On the eve of my (much neglected) blog's sixteenth birthday, I share with you, gentle readers, some mango musings.
The spouse and I usually share one mango as dessert, after lunch, during the season. Our mango season lasts from April, with the advent of Alphonso and Kesar varieties, continuing with, as the summer progresses, Safeda, Dussehri, Langda and Chousa, well into August. (This year we didn't get any Banganapalli mango, for reasons unknown). For the last few weeks now, we are only getting Chausa, giant fruit weighing about half a kilo each, so our dessert is truly fruitful!

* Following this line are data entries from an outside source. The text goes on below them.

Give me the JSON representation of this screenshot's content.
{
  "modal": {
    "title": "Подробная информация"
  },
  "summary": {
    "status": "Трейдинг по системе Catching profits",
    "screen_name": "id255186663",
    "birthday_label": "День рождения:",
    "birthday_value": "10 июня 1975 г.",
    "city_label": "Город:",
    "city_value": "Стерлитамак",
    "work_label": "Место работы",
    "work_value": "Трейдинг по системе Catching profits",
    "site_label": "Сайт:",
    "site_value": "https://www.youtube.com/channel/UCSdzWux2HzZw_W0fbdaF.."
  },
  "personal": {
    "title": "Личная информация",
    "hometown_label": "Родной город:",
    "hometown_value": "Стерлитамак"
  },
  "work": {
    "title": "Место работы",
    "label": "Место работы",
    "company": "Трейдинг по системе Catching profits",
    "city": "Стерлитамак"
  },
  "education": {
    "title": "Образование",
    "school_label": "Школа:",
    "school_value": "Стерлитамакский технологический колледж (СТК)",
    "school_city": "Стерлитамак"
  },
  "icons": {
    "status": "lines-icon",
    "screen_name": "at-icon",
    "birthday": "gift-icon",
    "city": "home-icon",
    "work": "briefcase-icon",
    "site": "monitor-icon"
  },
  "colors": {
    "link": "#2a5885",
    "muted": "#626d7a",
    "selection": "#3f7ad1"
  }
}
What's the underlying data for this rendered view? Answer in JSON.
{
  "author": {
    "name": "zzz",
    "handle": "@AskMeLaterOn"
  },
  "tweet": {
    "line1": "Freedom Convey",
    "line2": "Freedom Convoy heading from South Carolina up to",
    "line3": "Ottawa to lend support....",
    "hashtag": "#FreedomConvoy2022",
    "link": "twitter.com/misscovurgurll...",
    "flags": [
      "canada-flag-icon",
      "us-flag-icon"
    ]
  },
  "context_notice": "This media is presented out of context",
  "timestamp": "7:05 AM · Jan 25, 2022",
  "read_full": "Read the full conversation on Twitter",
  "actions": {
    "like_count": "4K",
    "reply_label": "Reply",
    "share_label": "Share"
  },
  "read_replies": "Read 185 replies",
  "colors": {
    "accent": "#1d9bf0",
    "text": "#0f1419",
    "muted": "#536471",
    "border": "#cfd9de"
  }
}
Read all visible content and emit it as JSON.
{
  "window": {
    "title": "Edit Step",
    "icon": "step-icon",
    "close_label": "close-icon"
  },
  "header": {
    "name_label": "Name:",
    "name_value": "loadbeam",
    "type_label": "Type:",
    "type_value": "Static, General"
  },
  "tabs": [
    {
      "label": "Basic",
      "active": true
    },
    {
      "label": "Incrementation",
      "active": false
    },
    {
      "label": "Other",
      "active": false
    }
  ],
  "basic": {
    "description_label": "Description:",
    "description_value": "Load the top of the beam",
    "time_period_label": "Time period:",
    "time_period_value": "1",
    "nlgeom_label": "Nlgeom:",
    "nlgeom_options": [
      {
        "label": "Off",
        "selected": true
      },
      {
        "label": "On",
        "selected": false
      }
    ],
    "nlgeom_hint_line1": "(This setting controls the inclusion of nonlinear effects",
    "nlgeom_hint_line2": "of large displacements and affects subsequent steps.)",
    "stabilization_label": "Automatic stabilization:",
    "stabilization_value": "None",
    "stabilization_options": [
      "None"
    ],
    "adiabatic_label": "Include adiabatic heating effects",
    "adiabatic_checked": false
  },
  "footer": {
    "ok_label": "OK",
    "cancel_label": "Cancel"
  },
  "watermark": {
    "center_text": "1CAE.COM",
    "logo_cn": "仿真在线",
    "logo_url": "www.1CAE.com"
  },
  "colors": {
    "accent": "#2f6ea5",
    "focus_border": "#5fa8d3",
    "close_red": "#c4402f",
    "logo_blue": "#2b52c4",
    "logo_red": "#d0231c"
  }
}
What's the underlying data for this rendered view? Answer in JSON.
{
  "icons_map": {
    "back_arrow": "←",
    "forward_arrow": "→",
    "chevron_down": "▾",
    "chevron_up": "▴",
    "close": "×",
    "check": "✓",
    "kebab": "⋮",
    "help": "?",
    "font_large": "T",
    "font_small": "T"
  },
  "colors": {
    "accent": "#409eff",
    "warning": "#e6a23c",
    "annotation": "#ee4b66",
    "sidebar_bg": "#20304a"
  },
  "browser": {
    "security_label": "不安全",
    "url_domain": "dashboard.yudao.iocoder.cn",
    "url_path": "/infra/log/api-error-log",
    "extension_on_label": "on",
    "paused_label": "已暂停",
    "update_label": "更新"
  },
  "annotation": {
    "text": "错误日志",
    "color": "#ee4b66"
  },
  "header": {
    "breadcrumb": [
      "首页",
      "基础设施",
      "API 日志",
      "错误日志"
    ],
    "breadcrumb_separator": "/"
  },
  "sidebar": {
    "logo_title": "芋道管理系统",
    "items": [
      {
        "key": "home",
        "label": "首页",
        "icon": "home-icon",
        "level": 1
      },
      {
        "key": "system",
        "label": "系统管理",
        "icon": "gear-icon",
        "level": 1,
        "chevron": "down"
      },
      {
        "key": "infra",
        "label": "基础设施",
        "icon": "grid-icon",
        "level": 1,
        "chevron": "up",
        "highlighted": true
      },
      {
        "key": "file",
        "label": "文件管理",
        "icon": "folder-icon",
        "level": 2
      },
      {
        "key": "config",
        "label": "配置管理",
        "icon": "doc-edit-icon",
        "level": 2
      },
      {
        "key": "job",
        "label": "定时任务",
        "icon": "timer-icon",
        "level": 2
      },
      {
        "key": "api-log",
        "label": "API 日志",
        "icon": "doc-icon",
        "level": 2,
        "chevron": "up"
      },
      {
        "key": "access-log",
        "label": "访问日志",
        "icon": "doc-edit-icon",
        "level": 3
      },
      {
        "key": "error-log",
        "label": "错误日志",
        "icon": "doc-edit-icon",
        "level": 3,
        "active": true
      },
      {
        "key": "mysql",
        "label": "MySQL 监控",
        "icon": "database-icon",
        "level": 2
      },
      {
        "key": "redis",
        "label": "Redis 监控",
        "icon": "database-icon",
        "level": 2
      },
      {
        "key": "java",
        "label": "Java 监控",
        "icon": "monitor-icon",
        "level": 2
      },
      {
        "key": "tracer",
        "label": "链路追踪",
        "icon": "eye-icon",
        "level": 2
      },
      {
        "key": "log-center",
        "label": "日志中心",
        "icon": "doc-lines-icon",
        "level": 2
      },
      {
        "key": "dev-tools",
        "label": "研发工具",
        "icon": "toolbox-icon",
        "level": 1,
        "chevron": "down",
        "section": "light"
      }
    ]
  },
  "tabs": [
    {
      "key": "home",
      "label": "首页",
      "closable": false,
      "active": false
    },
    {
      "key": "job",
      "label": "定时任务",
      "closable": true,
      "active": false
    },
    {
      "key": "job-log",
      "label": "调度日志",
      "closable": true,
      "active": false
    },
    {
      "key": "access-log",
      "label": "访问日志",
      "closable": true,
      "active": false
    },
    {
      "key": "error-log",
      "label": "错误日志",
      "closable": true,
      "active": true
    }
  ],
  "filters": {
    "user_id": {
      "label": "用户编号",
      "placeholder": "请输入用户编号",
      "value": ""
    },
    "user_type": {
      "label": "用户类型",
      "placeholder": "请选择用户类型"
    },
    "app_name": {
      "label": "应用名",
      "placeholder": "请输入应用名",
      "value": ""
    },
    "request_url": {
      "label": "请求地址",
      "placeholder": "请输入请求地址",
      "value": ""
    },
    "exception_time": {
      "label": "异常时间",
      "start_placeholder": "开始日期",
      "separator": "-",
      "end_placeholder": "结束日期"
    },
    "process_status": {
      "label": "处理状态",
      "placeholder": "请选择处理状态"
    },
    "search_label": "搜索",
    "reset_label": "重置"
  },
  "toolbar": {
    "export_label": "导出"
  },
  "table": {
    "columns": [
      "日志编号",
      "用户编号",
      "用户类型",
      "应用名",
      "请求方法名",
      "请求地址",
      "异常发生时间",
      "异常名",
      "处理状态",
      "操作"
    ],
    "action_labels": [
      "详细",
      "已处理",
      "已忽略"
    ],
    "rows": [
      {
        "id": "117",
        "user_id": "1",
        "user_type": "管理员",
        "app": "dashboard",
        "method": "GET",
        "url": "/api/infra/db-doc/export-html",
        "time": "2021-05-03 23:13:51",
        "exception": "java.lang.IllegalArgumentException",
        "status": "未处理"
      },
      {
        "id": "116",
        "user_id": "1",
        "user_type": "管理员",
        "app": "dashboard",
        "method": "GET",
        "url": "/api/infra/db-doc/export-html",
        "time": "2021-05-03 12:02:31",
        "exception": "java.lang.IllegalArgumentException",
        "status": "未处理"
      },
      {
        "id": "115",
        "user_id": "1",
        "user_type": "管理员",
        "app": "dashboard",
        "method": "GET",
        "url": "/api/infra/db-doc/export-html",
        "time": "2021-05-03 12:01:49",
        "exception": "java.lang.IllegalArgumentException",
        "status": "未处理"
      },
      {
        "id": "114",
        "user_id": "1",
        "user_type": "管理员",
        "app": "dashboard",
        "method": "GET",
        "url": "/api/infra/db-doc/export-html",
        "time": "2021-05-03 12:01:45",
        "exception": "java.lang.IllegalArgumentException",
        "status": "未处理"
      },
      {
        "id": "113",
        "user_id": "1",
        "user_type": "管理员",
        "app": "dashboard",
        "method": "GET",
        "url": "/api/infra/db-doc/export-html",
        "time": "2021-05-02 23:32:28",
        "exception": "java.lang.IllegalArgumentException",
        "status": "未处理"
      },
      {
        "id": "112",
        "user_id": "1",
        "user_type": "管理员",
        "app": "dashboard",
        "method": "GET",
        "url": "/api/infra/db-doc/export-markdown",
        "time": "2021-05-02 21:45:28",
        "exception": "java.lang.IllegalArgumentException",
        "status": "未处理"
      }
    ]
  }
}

For various reasons, our fruit and vegetables have, over the last few months, been sourced exclusively from the colony shop, the door of which is often manned by a large tabby. This cat seems to be the shop's lucky mascot, the de facto owner, fed large helpings of paneer three times a day. The shop has a very clever marketing strategy: no prices are marked on any of the goods. You have to ask the salesperson manning the counter. If something seems atrociously expensive, as tomatoes have been recently, you either don't buy that item, or buy less of it, or just buy what you want/need, and to hell with the price. I know that I have budgeted enough and more in my younger days. Mostly I don't bother, just pile up the purchases in my basket and take it to the billing counter. It's only when I get the bill and see the total that realization dawns! It is mildly shocking on most days, because no fruit or vegetable is cheap, and very shocking on days when prices have taken a quantum leap since the last purchase, as happened with the mangoes.
"This is it," I declared to the spouse."These are the last two mangoes of this season. They are now just too expensive."
And so we very mindfully ate our last two mangoes of the season, yesterday and today, a little sadly, yet hopeful of more deliciousness next year.
I thought of Life itself as a mango season, how we enthusiastically and carelessly and exuberantly live in our youth, with its joys, sorrows, passions all stretching out into the distant, unknown future. We don't even consciously think that this season of Life will end, unless we are sadly reminded of its finitude. Only in later years do the reminders of mortality seem more pressing. We try to savour each one of our precious joys, thankful for their sweetness. Life is good, but Life is finite. Let's see how long this season lasts!